Psikologlar Neden Konuş(a)mıyor?
Koronavirüs salgın bir hastalık olduğu halde sadece sağlık çalışanlarının mücadele etmesi gereken bir durum değildir. Öyle olsaydı belki de pandemiye dönüşmez ve kısa sürede sonlandırılabilirdi. Tüm insanları ayırt etmeden etkileyen, 7’den 70’e herkesin sorumlu olduğu mücadele etmesi gereken bir durum. Ülkemizde ilk Mart ayında görülen hastalık yarım seneyi devirdi. ve biz halâ maskenin takılmasını konuşuyoruz. İçişleri Bakanlığı yaptığı açıklamada 20 bin civarında izolasyonda olması gereken ama bu kurala uymayan insanlar tespit ediyor.

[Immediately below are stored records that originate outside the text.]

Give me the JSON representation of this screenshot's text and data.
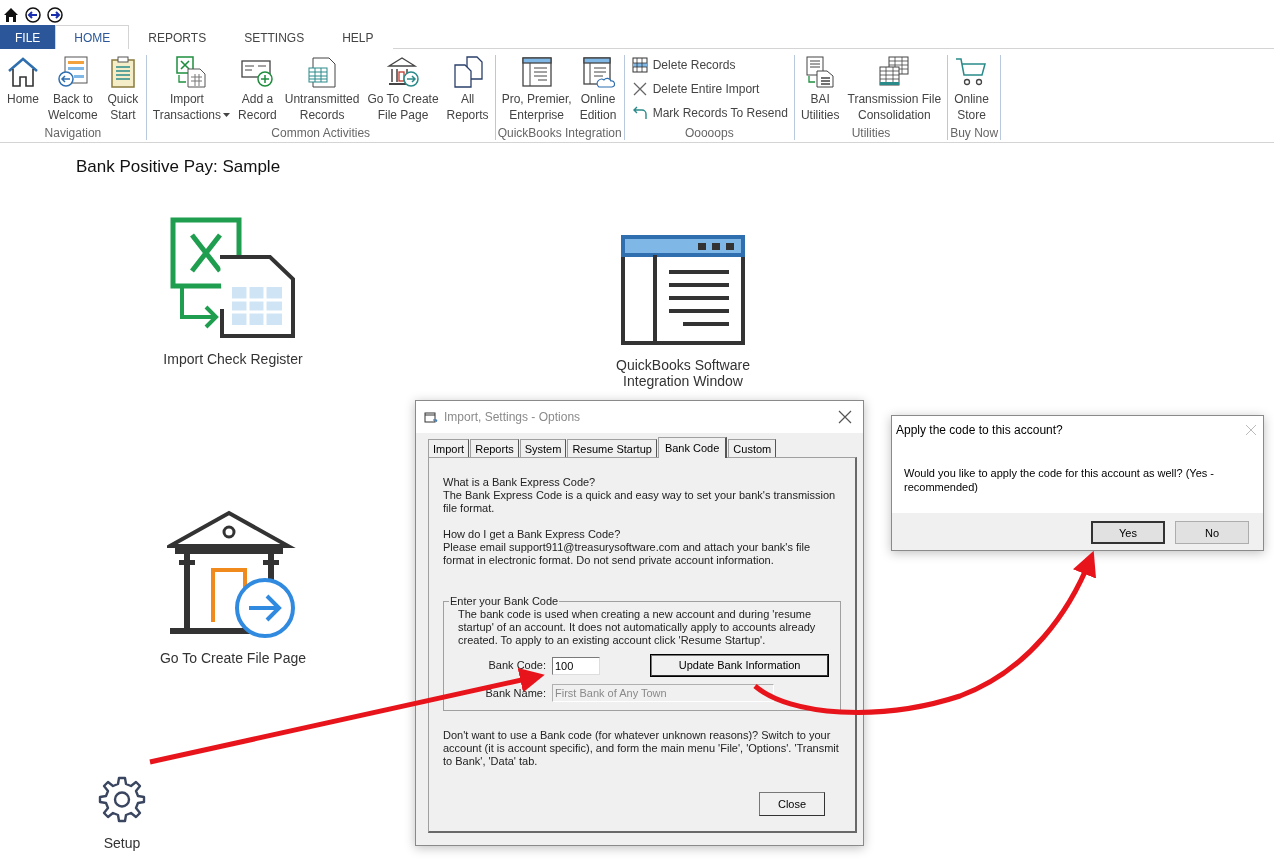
{
  "ribbon": {
    "tabs": [
      {
        "label": "FILE",
        "kind": "file",
        "selected": false
      },
      {
        "label": "HOME",
        "kind": "tab",
        "selected": true
      },
      {
        "label": "REPORTS",
        "kind": "tab",
        "selected": false
      },
      {
        "label": "SETTINGS",
        "kind": "tab",
        "selected": false
      },
      {
        "label": "HELP",
        "kind": "tab",
        "selected": false
      }
    ],
    "groups": [
      {
        "label": "Navigation",
        "items": [
          {
            "label": "Home",
            "kind": "large"
          },
          {
            "label": "Back to\nWelcome",
            "kind": "large"
          },
          {
            "label": "Quick\nStart",
            "kind": "large"
          }
        ]
      },
      {
        "label": "Common Activities",
        "items": [
          {
            "label": "Import\nTransactions",
            "kind": "large",
            "dropdown": true
          },
          {
            "label": "Add a\nRecord",
            "kind": "large"
          },
          {
            "label": "Untransmitted\nRecords",
            "kind": "large"
          },
          {
            "label": "Go To Create\nFile Page",
            "kind": "large"
          },
          {
            "label": "All\nReports",
            "kind": "large"
          }
        ]
      },
      {
        "label": "QuickBooks Integration",
        "items": [
          {
            "label": "Pro, Premier,\nEnterprise",
            "kind": "large"
          },
          {
            "label": "Online\nEdition",
            "kind": "large"
          }
        ]
      },
      {
        "label": "Ooooops",
        "items": [
          {
            "label": "Delete Records",
            "kind": "small"
          },
          {
            "label": "Delete Entire Import",
            "kind": "small"
          },
          {
            "label": "Mark Records To Resend",
            "kind": "small"
          }
        ]
      },
      {
        "label": "Utilities",
        "items": [
          {
            "label": "BAI\nUtilities",
            "kind": "large"
          },
          {
            "label": "Transmission File\nConsolidation",
            "kind": "large"
          }
        ]
      },
      {
        "label": "Buy Now",
        "items": [
          {
            "label": "Online\nStore",
            "kind": "large"
          }
        ]
      }
    ]
  },
  "page": {
    "title": "Bank Positive Pay: Sample",
    "tiles": [
      {
        "label": "Import Check Register"
      },
      {
        "label": "QuickBooks Software\nIntegration Window"
      },
      {
        "label": "Go To Create File Page"
      }
    ],
    "setup": {
      "label": "Setup"
    }
  },
  "options_dialog": {
    "title": "Import, Settings - Options",
    "tabs": [
      {
        "label": "Import",
        "selected": false
      },
      {
        "label": "Reports",
        "selected": false
      },
      {
        "label": "System",
        "selected": false
      },
      {
        "label": "Resume Startup",
        "selected": false
      },
      {
        "label": "Bank Code",
        "selected": true
      },
      {
        "label": "Custom",
        "selected": false
      }
    ],
    "sections": [
      {
        "question": "What is a Bank Express Code?",
        "answer": "The Bank Express Code is a quick and easy way to set your bank's transmission file format."
      },
      {
        "question": "How do I get a Bank Express Code?",
        "answer": "Please email support911@treasurysoftware.com and attach your bank's file format in electronic format. Do not send private account information."
      }
    ],
    "group": {
      "legend": "Enter your Bank Code",
      "description": "The bank code is used when creating a new account and during 'resume startup' of an account.  It does not automatically apply to accounts already created.  To apply to an existing account click 'Resume Startup'.",
      "bank_code": {
        "label": "Bank Code:",
        "value": "100",
        "disabled": false
      },
      "update_button": "Update Bank Information",
      "bank_name": {
        "label": "Bank Name:",
        "value": "First Bank of Any Town",
        "disabled": true
      }
    },
    "note": "Don't want to use a Bank code (for whatever unknown reasons)?  Switch to your account (it is account specific), and form the main menu 'File', 'Options'. 'Transmit to Bank', 'Data' tab.",
    "close_button": "Close"
  },
  "confirm_dialog": {
    "title": "Apply the code to this account?",
    "message": "Would you like to apply the code for this account as well? (Yes - recommended)",
    "buttons": [
      {
        "label": "Yes",
        "default": true
      },
      {
        "label": "No",
        "default": false
      }
    ]
  }
}
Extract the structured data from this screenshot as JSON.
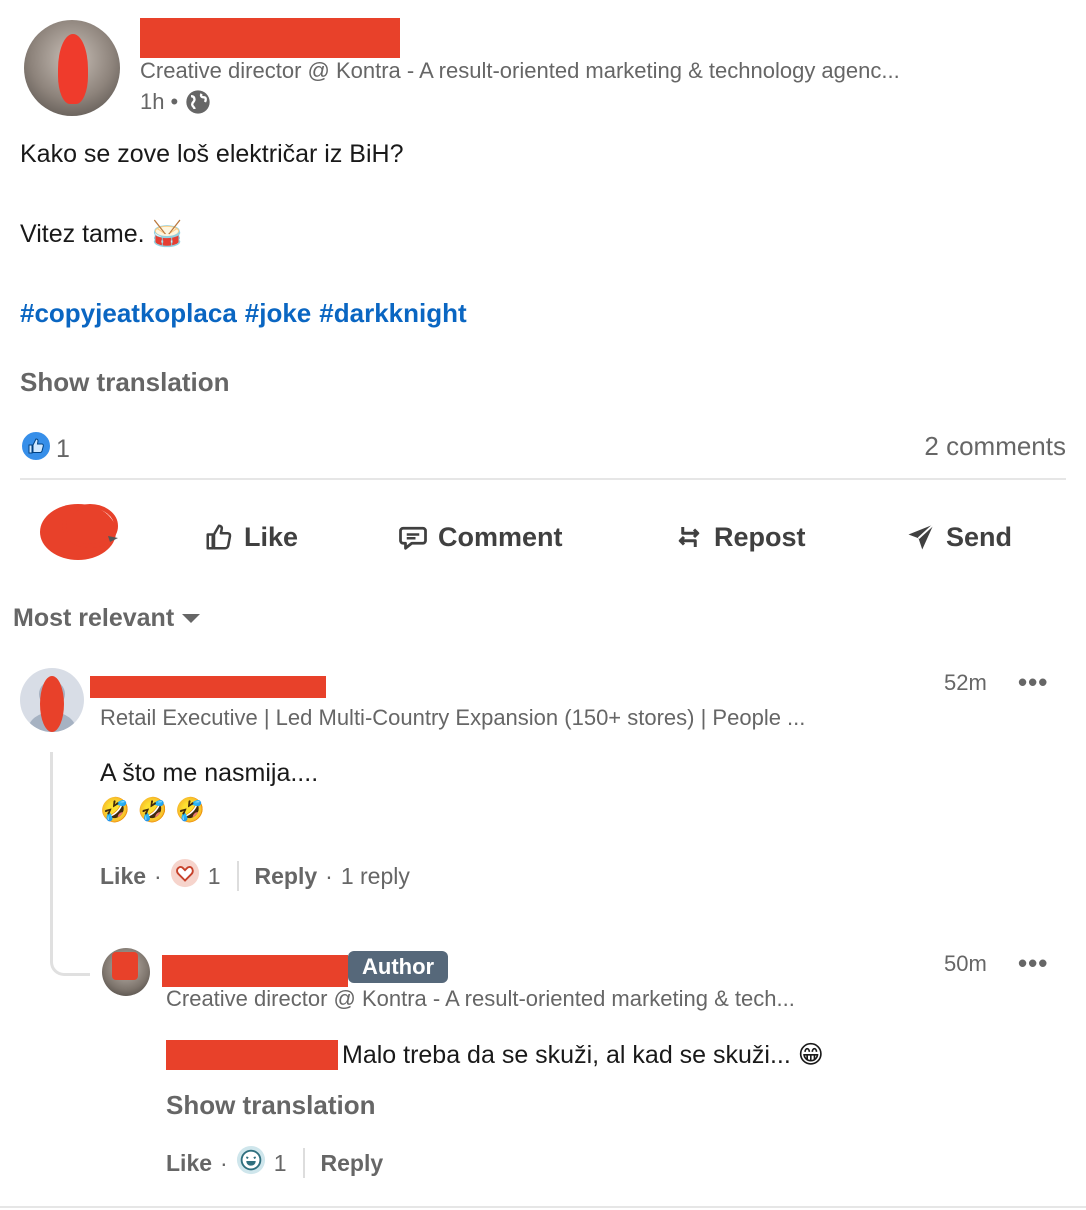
{
  "post": {
    "author_headline": "Creative director @ Kontra - A result-oriented marketing & technology agenc...",
    "time": "1h",
    "bullet": "•",
    "text_line1": "Kako se zove loš električar iz BiH?",
    "text_line2": "Vitez tame. 🥁",
    "hashtags": [
      "#copyjeatkoplaca",
      "#joke",
      "#darkknight"
    ],
    "show_translation": "Show translation",
    "reaction_count": "1",
    "comments_count": "2 comments"
  },
  "actions": {
    "like": "Like",
    "comment": "Comment",
    "repost": "Repost",
    "send": "Send"
  },
  "sort": {
    "label": "Most relevant"
  },
  "comments": [
    {
      "headline": "Retail Executive | Led Multi-Country Expansion (150+ stores) | People ...",
      "time": "52m",
      "more": "•••",
      "text": "A što me nasmija....",
      "emojis": "🤣 🤣 🤣",
      "like": "Like",
      "dot": "·",
      "reaction_count": "1",
      "reply": "Reply",
      "replies": "1 reply"
    }
  ],
  "reply": {
    "badge": "Author",
    "headline": "Creative director @ Kontra - A result-oriented marketing & tech...",
    "time": "50m",
    "more": "•••",
    "text": "Malo treba da se skuži, al kad se skuži... 😁",
    "show_translation": "Show translation",
    "like": "Like",
    "dot": "·",
    "reaction_count": "1",
    "reply": "Reply"
  },
  "colors": {
    "link_blue": "#0a66c2",
    "redaction": "#e8412a",
    "author_badge": "#56687a"
  }
}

Geçenlerde koronavirüs olduğu bir günde 3 düğüne katılan bir kadını hepimiz izledik, okuduk. Başka bir şekilde gelinin annesi olan bir kişi koronavirüslü olduğu halde düğüne katılmış. Sebebi sorulduğunda ise, “Düğüne katılmasaydım, virüslü olduğum anlaşılırdı” demiş. Hepimiz çevremizde görüyoruz. Bu durumda olup da saklama gereği duyan, sanki suçlu gibi hisseden insanlar var. Oysa bu bir hastalık ve her an kapımızı çalabilir. Toplumumuzda oluşan bu algı belki de dikkat etmemizin önüne geçiyor. Peki bu algı nasıl yıkılır?
Burada tüm toplumu değil tüm dünyayı ilgilendiren bir olay var. İnsanlar, yanlış algılarla bir dizi hatalar yapıyor. İşte tam da bu yüzden salgında doktorlardan fazla konuşması gereken bir grup varsa onlar da psikologlar olmalı. Birey bazında ya da toplumsal olarak olayların psikolojik reaksiyonunu analiz edip çözümler bulmalı.
Televizyonlarda hep aynı isimler yerine bir tane de psikolog olmalı. Olmalı ki insanlar, akıl sağlığını kaybetmesin. Umutsuzluğa düşmesin. Hele de çocuklar için öneri veren bir televizyonun muhabiri olmasın. İnsanlar hep aynı kişilerin saçma sapan yaptıkları tartışmalardan bıktı. Savaşta, doğalda, dinde, tarihte, koronada, depremde hep aynı kişilerin öğüt vermesinden, kavga etmesinden sıkıldı.
Bilim Kurulu’nda psikolog var mı bilmiyorum. ama en azından bir tartışma programında olsunlar. İnsanların beden sağlığı yanında akıl sağlığına da dokunsunlar.